Lise Getoor is a professor in the Computer Science Department at the University of California, Santa Cruz and director of the UCSC D3 Data Science Research Center. Her research areas include machine learning, data integration and reasoning under uncertainty. She has over 250 publications and extensive experience with machine learning and probabilistic modeling methods for graph and network data. She is a Fellow of the Association for Artificial Intelligence, and has served as an elected board member of the International Machine Learning Society, served on the board of the Computing Research Association (CRA), and was co-chair for ICML 2011. She is a recipient of an NSF Career Award and twelve best paper and best student paper awards. She received her PhD from Stanford University in 2001, her MS from UC Berkeley, and her BS from UC Santa Barbara, and was a professor in the Computer Science Department at the University of Maryland, College Park from 2001-2013.

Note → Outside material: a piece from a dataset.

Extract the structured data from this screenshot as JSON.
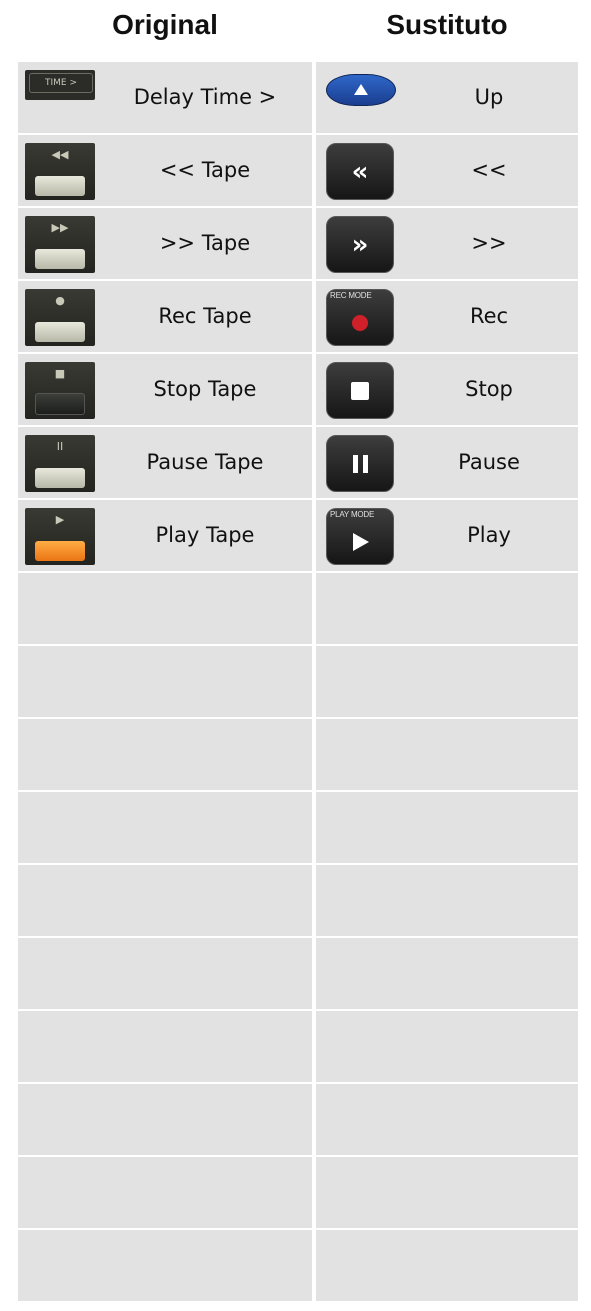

Subjective databases: Enabling Search by Experience (Slides)
by Wang-Chiew Tan

Abstract: Today's online shopping systems enable consumers to sift through a vast amount of information by manipulating combinations of predefined filters. These filters, such as travel dates, price range, and location, are objective attributes that lead to an indisputable set of answers. However, we show that users' search criteria are often subjective and experientially expressed. Hence, to provide consumers with an enhanced search experience, online shopping systems should directly support both subjective and objective search. I will describe how this is done in an experiential search engine that we are currently developing at Megagon Labs; by harnessing information "outside the box", in the text of online reviews or social media, views, and interpreting subjective queries.

Wang-Chiew Tan leads the research efforts at Megagon Labs. Prior to joining Megagon Labs, she was a professor of Computer Science at the University of California, Santa Cruz and she also spent two years at IBM Almaden Research Center. Her research interests include data provenance, data integration, and very recently, natural language processing. She is the recipient of an NSF CAREER award, a Google Faculty Award, and an IBM Faculty Award. She is a co-recipient of the 2014 ACM PODS Alberto O. Mendelzon Test-of-Time Award and a co-recipient of the 2018 ICDT Test-of-Time Award. She was the program committee chair of ICDT 2013 and PODS 2016. She is currently on the VLDB Board of Trustees and a Fellow of the ACM.